ProjectGuides

Getting Started

This guide explains how to use thread-local for "global state".

Installation

Add the gem to your project:

$ bundle add thread-local

Per-Class Thread Local Instance

In your own class, e.g. FileCache:

class FileCache
	extend Thread::Local
	
	def initialize
		@cache = {}
	end
	
	def load_file(path)
		@cache.fetch(path) do
			@cache[path] = File.read(path)
		end
	end
end

Now, instead of instantiating your cache CACHE = FileCache.new, use FileCache.instance.

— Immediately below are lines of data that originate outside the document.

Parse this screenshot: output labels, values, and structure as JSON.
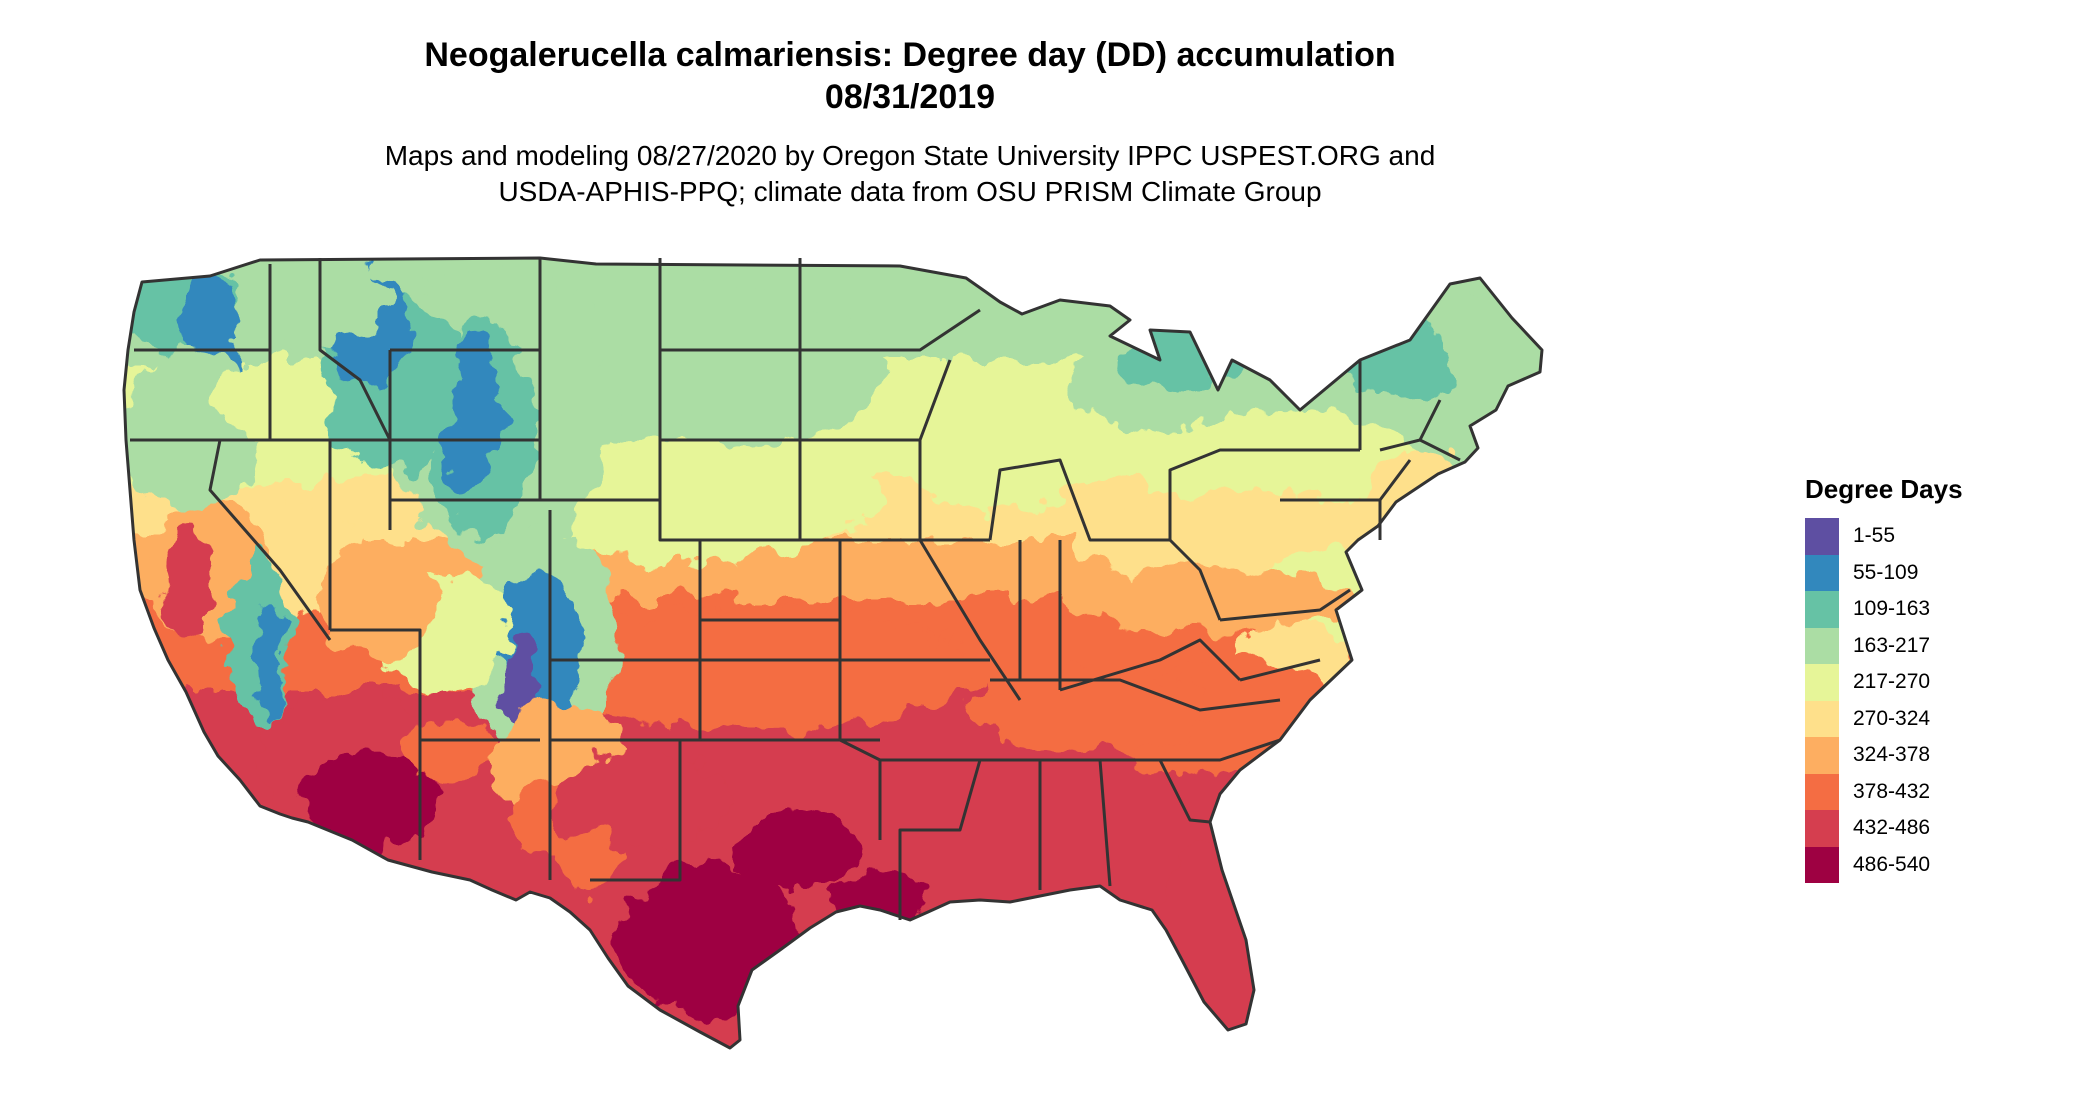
{
  "title": {
    "line1": "Neogalerucella calmariensis: Degree day (DD) accumulation",
    "line2": "08/31/2019"
  },
  "subtitle": {
    "line1": "Maps and modeling 08/27/2020 by Oregon State University IPPC USPEST.ORG and",
    "line2": "USDA-APHIS-PPQ; climate data from OSU PRISM Climate Group"
  },
  "legend": {
    "title": "Degree Days",
    "items": [
      {
        "label": "1-55",
        "color": "#5e4fa2"
      },
      {
        "label": "55-109",
        "color": "#3288bd"
      },
      {
        "label": "109-163",
        "color": "#66c2a5"
      },
      {
        "label": "163-217",
        "color": "#abdda4"
      },
      {
        "label": "217-270",
        "color": "#e6f598"
      },
      {
        "label": "270-324",
        "color": "#fee08b"
      },
      {
        "label": "324-378",
        "color": "#fdae61"
      },
      {
        "label": "378-432",
        "color": "#f46d43"
      },
      {
        "label": "432-486",
        "color": "#d53e4f"
      },
      {
        "label": "486-540",
        "color": "#9e0142"
      }
    ]
  },
  "map": {
    "region": "contiguous United States",
    "border_color": "#333333"
  }
}
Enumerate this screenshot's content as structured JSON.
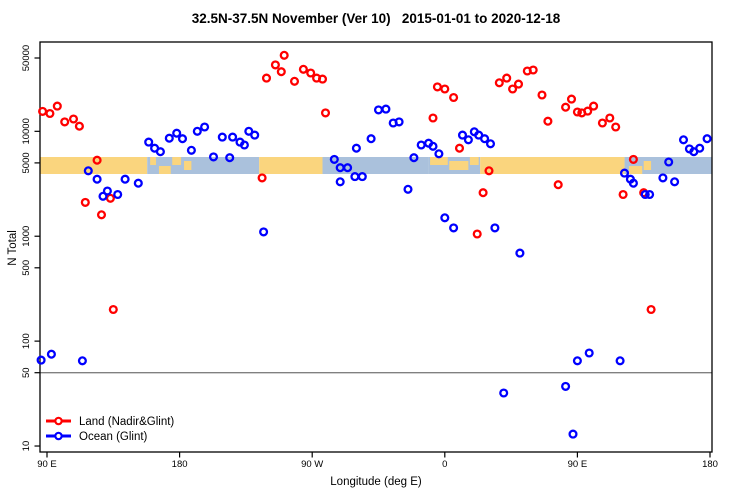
{
  "title": "32.5N-37.5N November (Ver 10)   2015-01-01 to 2020-12-18",
  "colors": {
    "land_series": "#FF0000",
    "ocean_series": "#0000FF",
    "band_land": "#FAD57E",
    "band_ocean": "#AAC1DC",
    "reference_line": "#808080",
    "axis": "#000000"
  },
  "chart_data": {
    "type": "scatter",
    "title": "32.5N-37.5N November (Ver 10)   2015-01-01 to 2020-12-18",
    "xlabel": "Longitude (deg E)",
    "ylabel": "N Total",
    "x_axis": {
      "note": "longitude axis wraps eastward from 90E around the globe to 180; stored as continuous deg 90..540",
      "ticks_deg": [
        90,
        180,
        270,
        360,
        450,
        540
      ],
      "tick_labels": [
        "90 E",
        "180",
        "90 W",
        "0",
        "90 E",
        "180"
      ],
      "range_deg": [
        85,
        541
      ]
    },
    "y_axis": {
      "scale": "log",
      "ticks": [
        50000,
        10000,
        5000,
        1000,
        500,
        100,
        50,
        10
      ],
      "tick_labels": [
        "50000",
        "10000",
        "5000",
        "1000",
        "500",
        "100",
        "50",
        "10"
      ],
      "range": [
        8.5,
        68000
      ]
    },
    "reference_line_N": 50,
    "band": {
      "center_N": 5000,
      "legend_meaning": "land/ocean strip along 32.5N-37.5N latitude belt",
      "segments": [
        {
          "from_deg": 85,
          "to_deg": 158,
          "type": "land"
        },
        {
          "from_deg": 158,
          "to_deg": 234,
          "type": "ocean"
        },
        {
          "from_deg": 234,
          "to_deg": 277,
          "type": "land"
        },
        {
          "from_deg": 277,
          "to_deg": 349,
          "type": "ocean"
        },
        {
          "from_deg": 349,
          "to_deg": 384,
          "type": "ocean"
        },
        {
          "from_deg": 384,
          "to_deg": 482,
          "type": "land"
        },
        {
          "from_deg": 482,
          "to_deg": 541,
          "type": "ocean"
        }
      ],
      "island_patches": [
        {
          "from_deg": 160,
          "to_deg": 164,
          "v": "top"
        },
        {
          "from_deg": 166,
          "to_deg": 174,
          "v": "bottom"
        },
        {
          "from_deg": 175,
          "to_deg": 181,
          "v": "top"
        },
        {
          "from_deg": 183,
          "to_deg": 188,
          "v": "mid"
        },
        {
          "from_deg": 350,
          "to_deg": 362,
          "v": "top"
        },
        {
          "from_deg": 363,
          "to_deg": 376,
          "v": "mid"
        },
        {
          "from_deg": 377,
          "to_deg": 383,
          "v": "top"
        },
        {
          "from_deg": 485,
          "to_deg": 494,
          "v": "bottom"
        },
        {
          "from_deg": 495,
          "to_deg": 500,
          "v": "mid"
        }
      ]
    },
    "series": [
      {
        "name": "Land (Nadir&Glint)",
        "color": "#FF0000",
        "points": [
          [
            87,
            15500
          ],
          [
            92,
            14800
          ],
          [
            97,
            17400
          ],
          [
            102,
            12300
          ],
          [
            108,
            13100
          ],
          [
            112,
            11200
          ],
          [
            124,
            5300
          ],
          [
            116,
            2100
          ],
          [
            127,
            1600
          ],
          [
            133,
            2300
          ],
          [
            135,
            200
          ],
          [
            251,
            53000
          ],
          [
            245,
            43000
          ],
          [
            249,
            37000
          ],
          [
            239,
            32200
          ],
          [
            258,
            30000
          ],
          [
            264,
            39000
          ],
          [
            269,
            36000
          ],
          [
            273,
            32200
          ],
          [
            277,
            31500
          ],
          [
            279,
            15000
          ],
          [
            236,
            3600
          ],
          [
            355,
            26500
          ],
          [
            360,
            25300
          ],
          [
            366,
            21000
          ],
          [
            352,
            13400
          ],
          [
            370,
            6900
          ],
          [
            390,
            4200
          ],
          [
            386,
            2600
          ],
          [
            382,
            1050
          ],
          [
            397,
            29000
          ],
          [
            402,
            32200
          ],
          [
            406,
            25300
          ],
          [
            410,
            28200
          ],
          [
            416,
            37600
          ],
          [
            420,
            38400
          ],
          [
            426,
            22200
          ],
          [
            430,
            12500
          ],
          [
            437,
            3100
          ],
          [
            442,
            17000
          ],
          [
            446,
            20300
          ],
          [
            450,
            15300
          ],
          [
            453,
            15000
          ],
          [
            457,
            15600
          ],
          [
            461,
            17400
          ],
          [
            467,
            12000
          ],
          [
            472,
            13400
          ],
          [
            476,
            11000
          ],
          [
            488,
            5400
          ],
          [
            481,
            2500
          ],
          [
            495,
            2600
          ],
          [
            500,
            200
          ]
        ]
      },
      {
        "name": "Ocean (Glint)",
        "color": "#0000FF",
        "points": [
          [
            118,
            4200
          ],
          [
            124,
            3500
          ],
          [
            128,
            2400
          ],
          [
            131,
            2700
          ],
          [
            138,
            2500
          ],
          [
            143,
            3500
          ],
          [
            152,
            3200
          ],
          [
            159,
            7900
          ],
          [
            163,
            6900
          ],
          [
            167,
            6400
          ],
          [
            173,
            8600
          ],
          [
            178,
            9600
          ],
          [
            182,
            8500
          ],
          [
            188,
            6600
          ],
          [
            192,
            10000
          ],
          [
            197,
            11000
          ],
          [
            203,
            5700
          ],
          [
            214,
            5600
          ],
          [
            209,
            8800
          ],
          [
            216,
            8800
          ],
          [
            221,
            7900
          ],
          [
            224,
            7400
          ],
          [
            227,
            10000
          ],
          [
            231,
            9200
          ],
          [
            237,
            1100
          ],
          [
            285,
            5400
          ],
          [
            289,
            4500
          ],
          [
            294,
            4500
          ],
          [
            300,
            6900
          ],
          [
            289,
            3300
          ],
          [
            299,
            3700
          ],
          [
            304,
            3700
          ],
          [
            315,
            16000
          ],
          [
            320,
            16300
          ],
          [
            310,
            8500
          ],
          [
            325,
            12000
          ],
          [
            329,
            12300
          ],
          [
            335,
            2800
          ],
          [
            339,
            5600
          ],
          [
            344,
            7400
          ],
          [
            349,
            7700
          ],
          [
            352,
            7200
          ],
          [
            356,
            6100
          ],
          [
            372,
            9200
          ],
          [
            376,
            8300
          ],
          [
            380,
            9900
          ],
          [
            383,
            9200
          ],
          [
            387,
            8500
          ],
          [
            391,
            7600
          ],
          [
            360,
            1500
          ],
          [
            366,
            1200
          ],
          [
            394,
            1200
          ],
          [
            411,
            690
          ],
          [
            482,
            4000
          ],
          [
            486,
            3500
          ],
          [
            488,
            3200
          ],
          [
            496,
            2500
          ],
          [
            499,
            2500
          ],
          [
            508,
            3600
          ],
          [
            512,
            5100
          ],
          [
            516,
            3300
          ],
          [
            522,
            8300
          ],
          [
            526,
            6800
          ],
          [
            529,
            6400
          ],
          [
            533,
            6900
          ],
          [
            538,
            8500
          ],
          [
            400,
            32
          ],
          [
            442,
            37
          ],
          [
            450,
            65
          ],
          [
            458,
            77
          ],
          [
            479,
            65
          ],
          [
            447,
            13
          ],
          [
            86,
            66
          ],
          [
            93,
            75
          ],
          [
            114,
            65
          ]
        ]
      }
    ],
    "legend": {
      "position": "bottom-left",
      "items": [
        "Land (Nadir&Glint)",
        "Ocean (Glint)"
      ]
    }
  }
}
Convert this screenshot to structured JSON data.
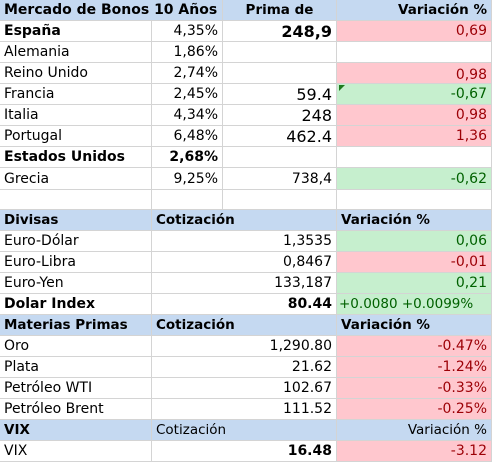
{
  "bonds": {
    "header": {
      "title": "Mercado de Bonos 10 Años",
      "premium": "Prima de",
      "change": "Variación %"
    },
    "rows": [
      {
        "country": "España",
        "rate": "4,35%",
        "premium": "248,9",
        "change": "0,69"
      },
      {
        "country": "Alemania",
        "rate": "1,86%",
        "premium": "",
        "change": ""
      },
      {
        "country": "Reino Unido",
        "rate": "2,74%",
        "premium": "",
        "change": "0,98"
      },
      {
        "country": "Francia",
        "rate": "2,45%",
        "premium": "59.4",
        "change": "-0,67"
      },
      {
        "country": "Italia",
        "rate": "4,34%",
        "premium": "248",
        "change": "0,98"
      },
      {
        "country": "Portugal",
        "rate": "6,48%",
        "premium": "462.4",
        "change": "1,36"
      },
      {
        "country": "Estados Unidos",
        "rate": "2,68%",
        "premium": "",
        "change": ""
      },
      {
        "country": "Grecia",
        "rate": "9,25%",
        "premium": "738,4",
        "change": "-0,62"
      }
    ]
  },
  "currencies": {
    "header": {
      "title": "Divisas",
      "quote": "Cotización",
      "change": "Variación %"
    },
    "rows": [
      {
        "name": "Euro-Dólar",
        "quote": "1,3535",
        "change": "0,06"
      },
      {
        "name": "Euro-Libra",
        "quote": "0,8467",
        "change": "-0,01"
      },
      {
        "name": "Euro-Yen",
        "quote": "133,187",
        "change": "0,21"
      },
      {
        "name": "Dolar Index",
        "quote": "80.44",
        "change": "+0.0080 +0.0099%"
      }
    ]
  },
  "commodities": {
    "header": {
      "title": "Materias Primas",
      "quote": "Cotización",
      "change": "Variación %"
    },
    "rows": [
      {
        "name": "Oro",
        "quote": "1,290.80",
        "change": "-0.47%"
      },
      {
        "name": "Plata",
        "quote": "21.62",
        "change": "-1.24%"
      },
      {
        "name": "Petróleo WTI",
        "quote": "102.67",
        "change": "-0.33%"
      },
      {
        "name": "Petróleo Brent",
        "quote": "111.52",
        "change": "-0.25%"
      }
    ]
  },
  "vix": {
    "header": {
      "title": "VIX",
      "quote": "Cotización",
      "change": "Variación %"
    },
    "rows": [
      {
        "name": "VIX",
        "quote": "16.48",
        "change": "-3.12"
      }
    ]
  },
  "colors": {
    "header_bg": "#c5d9f1",
    "negative_bg": "#ffc7ce",
    "positive_bg": "#c6efce",
    "grid": "#d4d4d4"
  }
}
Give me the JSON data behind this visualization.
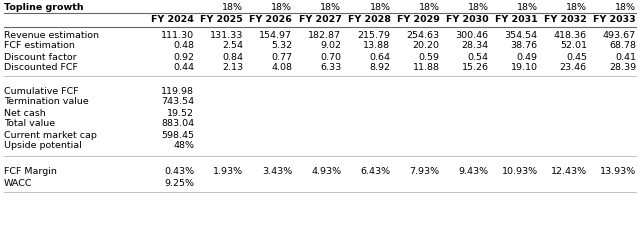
{
  "title": "Topline growth",
  "growth_rate": "18%",
  "years": [
    "FY 2024",
    "FY 2025",
    "FY 2026",
    "FY 2027",
    "FY 2028",
    "FY 2029",
    "FY 2030",
    "FY 2031",
    "FY 2032",
    "FY 2033"
  ],
  "revenue_estimation": [
    "111.30",
    "131.33",
    "154.97",
    "182.87",
    "215.79",
    "254.63",
    "300.46",
    "354.54",
    "418.36",
    "493.67"
  ],
  "fcf_estimation": [
    "0.48",
    "2.54",
    "5.32",
    "9.02",
    "13.88",
    "20.20",
    "28.34",
    "38.76",
    "52.01",
    "68.78"
  ],
  "discount_factor": [
    "0.92",
    "0.84",
    "0.77",
    "0.70",
    "0.64",
    "0.59",
    "0.54",
    "0.49",
    "0.45",
    "0.41"
  ],
  "discounted_fcf": [
    "0.44",
    "2.13",
    "4.08",
    "6.33",
    "8.92",
    "11.88",
    "15.26",
    "19.10",
    "23.46",
    "28.39"
  ],
  "cumulative_fcf": "119.98",
  "termination_value": "743.54",
  "net_cash": "19.52",
  "total_value": "883.04",
  "current_market_cap": "598.45",
  "upside_potential": "48%",
  "fcf_margin": [
    "0.43%",
    "1.93%",
    "3.43%",
    "4.93%",
    "6.43%",
    "7.93%",
    "9.43%",
    "10.93%",
    "12.43%",
    "13.93%"
  ],
  "wacc": "9.25%",
  "bg_color": "#ffffff",
  "text_color": "#000000",
  "line_color": "#aaaaaa",
  "bold_line_color": "#666666",
  "font_size": 6.8
}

It will return a thread-local instance.

Thread.new do
	FileCache.instance
	# => #<FileCache:0x000055a14ec6be80>
end

Thread.new do
	FileCache.instance
	# => #<FileCache:0x000055a14ec597d0>
end

You may think, what is the point of a file cache which is not shared across all threads? And yes, you would be right. Within a single thread (i.e. application instance), files will be cached, but not between threads. The benefit of this approach is that it is the same level of isolation irrespective of the server being multi-process or multi-thread, and allows the server to manage application state on a per-thread basis (e.g. for rolling restarts/reloads).

Non-global State

This wrapper is designed for state which would otherwise be global. It is not designed to be used to replace instance variables which would otherwise need to be thread-safe. For that, you should prefer things like Concurrent::Map.

Extending Locals

In some cases, you might want to extend a thread local, e.g. change the way it's initialized or modify the object after it was initialized on demand. You can do this at the process-level using a module:

module WarmCache
	def local
		instance = super
		
		instance.load_file("/dev/random")
		
		return instance
	end
end

FileCache.extend(WarmCache)

When a file cache is created, it will also execute the code in WarmCache#local.